Здесь он также прославился, и опять из-за пощечины, но уже не «политической», а по пьяному делу. Пощечину он дал какому-то студенту-еврею на русской студенческой вечеринке. Когда возмущенные товарищи потребовали от него извинения перед оскорбленным, он стал на колени перед ним и, бия кулаком себя в грудь, сказал заплетающимся языком: «Смотрите все, как русский дворянин стоит на коленях перед жидом». Не удивительно, что этот бывший герой русской радикальной молодежи был после этого скандала зачислен в черносотенцы и исключен из товарищеской среды. Проспавшись, Синявский, конечно, сожалел о своем пьяном хулиганстве, но уже было поздно. С горя он запил, но на его счастье судьба свела его в одном из медицинских кабинетов с добрым Н. К. Чермаком, который сжалился над ним и ввел в свой кружок.
Синявский был, что называется, рубаха-парень. Добрый товарищ, охотник до спиртных напитков, но при этом очень недалекий и совсем малокультурный. Для меня стало ясно, что его студенческое бунтарство носило не идейный, а эмоциональный характер, и «героем», из-за которого несколько сот студентов поплатились своей судьбой, он стал совершенно случайно.

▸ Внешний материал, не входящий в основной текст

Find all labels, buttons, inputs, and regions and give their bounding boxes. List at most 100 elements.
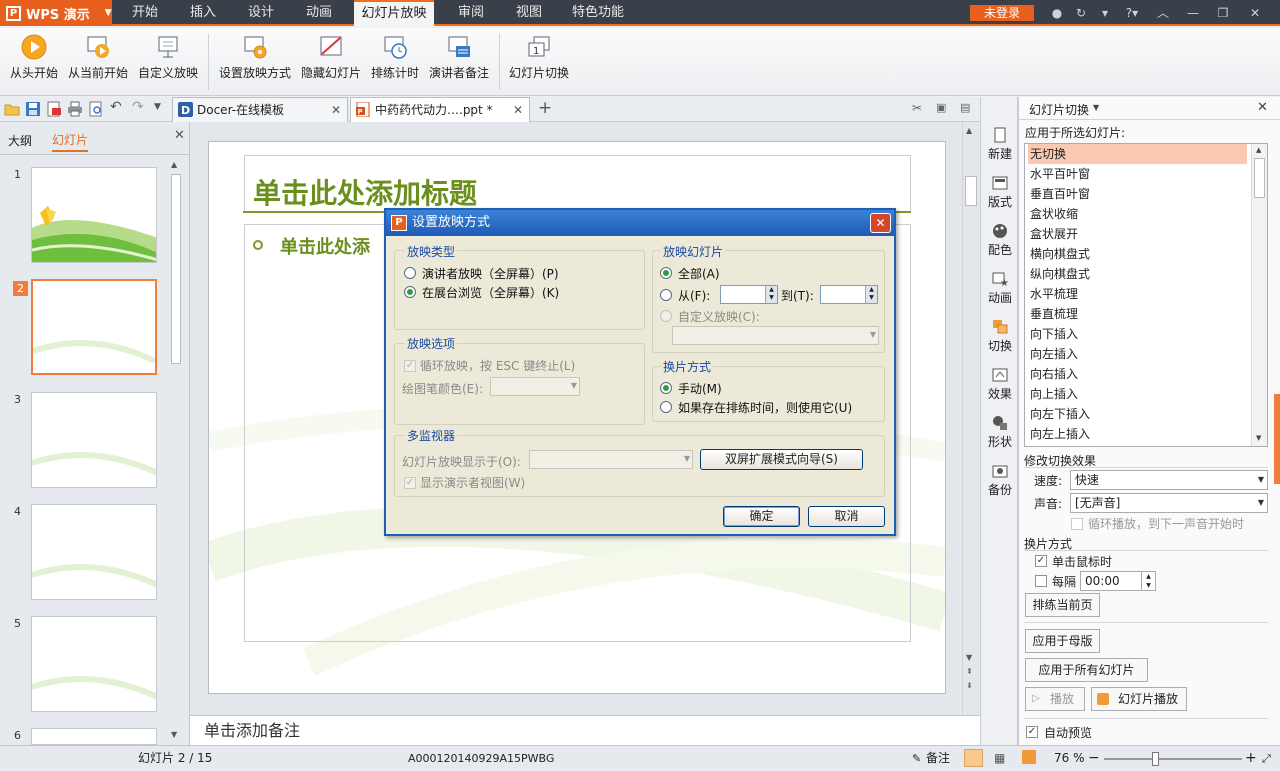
apply-all-button[interactable]: 应用于所有幻灯片 (1025, 658, 1148, 682)
slide-scrollbar[interactable]: ▲ ▼ ⇞ ⇟ (962, 122, 980, 715)
apply-master-button[interactable]: 应用于母版 (1025, 629, 1100, 653)
next-slide-icon[interactable]: ⇟ (966, 681, 973, 690)
transition-item[interactable]: 横向棋盘式 (1028, 244, 1247, 264)
notes-toggle-button[interactable]: 备注 (926, 746, 950, 771)
zoom-slider-handle[interactable] (1152, 752, 1159, 766)
thumbs-scrollbar[interactable]: ▲ ▼ (170, 160, 182, 745)
hide-slide-button[interactable]: 隐藏幻灯片 (298, 34, 364, 90)
scroll-down-icon[interactable]: ▼ (171, 730, 177, 739)
menu-review[interactable]: 审阅 (448, 0, 494, 26)
rehearse-current-button[interactable]: 排练当前页 (1025, 593, 1100, 617)
loop-checkbox[interactable]: ✓ (404, 360, 416, 372)
zoom-slider-track[interactable] (1104, 758, 1242, 760)
kiosk-radio[interactable] (404, 286, 416, 298)
login-button[interactable]: 未登录 (970, 5, 1034, 21)
zoom-out-icon[interactable]: − (1088, 746, 1100, 771)
dialog-title[interactable]: 设置放映方式 (386, 210, 894, 236)
dialog-close-icon[interactable]: ✕ (870, 213, 891, 233)
all-slides-radio[interactable] (660, 267, 672, 279)
manual-radio[interactable] (660, 382, 672, 394)
tab-docer[interactable]: D Docer-在线模板 ✕ (172, 97, 348, 122)
custom-show-radio[interactable] (660, 310, 672, 322)
layout-tool[interactable]: 版式 (981, 175, 1019, 210)
transition-item[interactable]: 盒状展开 (1028, 224, 1247, 244)
slideshow-button[interactable]: 幻灯片播放 (1091, 687, 1187, 711)
setup-show-button[interactable]: 设置放映方式 (216, 34, 294, 90)
transition-item[interactable]: 向下插入 (1028, 324, 1247, 344)
skin-icon[interactable]: ● (1050, 6, 1064, 20)
autopreview-checkbox[interactable]: ✓ (1026, 726, 1038, 738)
transition-item[interactable]: 纵向棋盘式 (1028, 264, 1247, 284)
menu-slideshow[interactable]: 幻灯片放映 (354, 0, 434, 26)
transition-item[interactable]: 向左上插入 (1028, 424, 1247, 444)
sound-select[interactable]: [无声音] ▼ (1070, 493, 1268, 513)
fit-window-icon[interactable]: ⤢ (1262, 746, 1271, 771)
slide-thumb-2[interactable] (31, 279, 157, 375)
close-panel-icon[interactable]: ✕ (174, 128, 185, 143)
color-scheme-tool[interactable]: 配色 (981, 223, 1019, 258)
normal-view-icon[interactable] (964, 749, 983, 767)
speaker-notes-button[interactable]: 演讲者备注 (426, 34, 492, 90)
transition-item[interactable]: 向左下插入 (1028, 404, 1247, 424)
customize-toolbar-icon[interactable]: ▼ (154, 102, 161, 112)
presenter-radio[interactable] (404, 267, 416, 279)
rehearse-timings-button[interactable]: 排练计时 (368, 34, 422, 90)
zoom-in-icon[interactable]: + (1245, 746, 1257, 771)
slide-thumb-3[interactable] (31, 392, 157, 488)
spinner-icon[interactable]: ▲ ▼ (765, 286, 777, 303)
slide-title[interactable]: 单击此处添加标题 (253, 172, 477, 212)
reading-view-icon[interactable] (1022, 750, 1036, 764)
menu-design[interactable]: 设计 (238, 0, 284, 26)
new-tab-icon[interactable]: + (538, 98, 552, 118)
custom-show-button[interactable]: 自定义放映 (134, 34, 202, 90)
help-icon[interactable]: ?▾ (1122, 6, 1142, 20)
close-tab-icon[interactable]: ✕ (513, 98, 523, 122)
transition-item[interactable]: 向上插入 (1028, 384, 1247, 404)
print-preview-icon[interactable] (88, 101, 104, 117)
transition-item[interactable]: 水平梳理 (1028, 284, 1247, 304)
collapse-ribbon-icon[interactable]: ︿ (1156, 6, 1170, 20)
pin-icon[interactable]: ✂ (912, 101, 922, 115)
minimize-icon[interactable]: — (1186, 6, 1200, 20)
slide-thumb-5[interactable] (31, 616, 157, 712)
cancel-button[interactable]: 取消 (808, 506, 885, 527)
transition-item[interactable]: 盒状收缩 (1028, 204, 1247, 224)
menu-home[interactable]: 开始 (122, 0, 168, 26)
speed-select[interactable]: 快速 ▼ (1070, 470, 1268, 490)
shapes-tool[interactable]: 形状 (981, 415, 1019, 450)
slide-bullet-text[interactable]: 单击此处添 (280, 233, 370, 259)
pane-menu-chevron-icon[interactable]: ▼ (1093, 103, 1099, 112)
dual-screen-wizard-button[interactable]: 双屏扩展模式向导(S) (700, 449, 863, 470)
use-timings-radio[interactable] (660, 401, 672, 413)
scroll-up-icon[interactable]: ▲ (171, 160, 177, 169)
undo-icon[interactable]: ↶ (110, 99, 122, 115)
tab-slides[interactable]: 幻灯片 (52, 128, 89, 152)
every-time-input[interactable]: 00:00 ▲ ▼ (1080, 571, 1156, 591)
menu-animation[interactable]: 动画 (296, 0, 342, 26)
display-on-select[interactable]: ▼ (529, 450, 693, 469)
ok-button[interactable]: 确定 (723, 506, 800, 527)
transition-item[interactable]: 向左插入 (1028, 344, 1247, 364)
slide-transition-button[interactable]: 1 幻灯片切换 (506, 34, 572, 90)
scrollbar-thumb[interactable] (965, 176, 977, 206)
redo-icon[interactable]: ↷ (132, 99, 144, 115)
on-click-checkbox[interactable]: ✓ (1035, 555, 1047, 567)
refresh-icon[interactable]: ↻ (1074, 6, 1088, 20)
scrollbar-thumb[interactable] (1254, 158, 1265, 198)
effects-tool[interactable]: 效果 (981, 367, 1019, 402)
open-folder-icon[interactable] (4, 101, 20, 117)
spinner-icon[interactable]: ▲ ▼ (1141, 572, 1155, 590)
slide-thumb-1[interactable] (31, 167, 157, 263)
prev-slide-icon[interactable]: ⇞ (966, 667, 973, 676)
tab-outline[interactable]: 大纲 (8, 128, 32, 154)
menu-insert[interactable]: 插入 (180, 0, 226, 26)
transition-item[interactable]: 无切换 (1028, 144, 1247, 164)
notes-area[interactable]: 单击添加备注 (190, 715, 980, 745)
play-button[interactable]: ▷ 播放 (1025, 687, 1085, 711)
transition-item[interactable]: 向右插入 (1028, 364, 1247, 384)
every-checkbox[interactable] (1035, 575, 1047, 587)
close-tab-icon[interactable]: ✕ (331, 98, 341, 122)
scrollbar-thumb[interactable] (171, 174, 181, 364)
to-input[interactable]: ▲ ▼ (820, 285, 878, 304)
shirt-icon[interactable]: ▾ (1098, 6, 1112, 20)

Так же случайно сложилась его семейная жизнь. Нанимая комнату у квартирной хозяйки, он завел роман с ее молоденькой дочкой Клэрхен. Вскоре Клэрхен забеременела, и Синявский, не лишенный известного благородства, решил на ней жениться. Бракосочетание, на котором я присутствовал в качестве одного из шаферов, происходило в русской посольской церкви. Посольский священник Мальцев совершил православный обряд на немецком языке, для того, чтобы Клэрхен сознательно к нему отнеслась.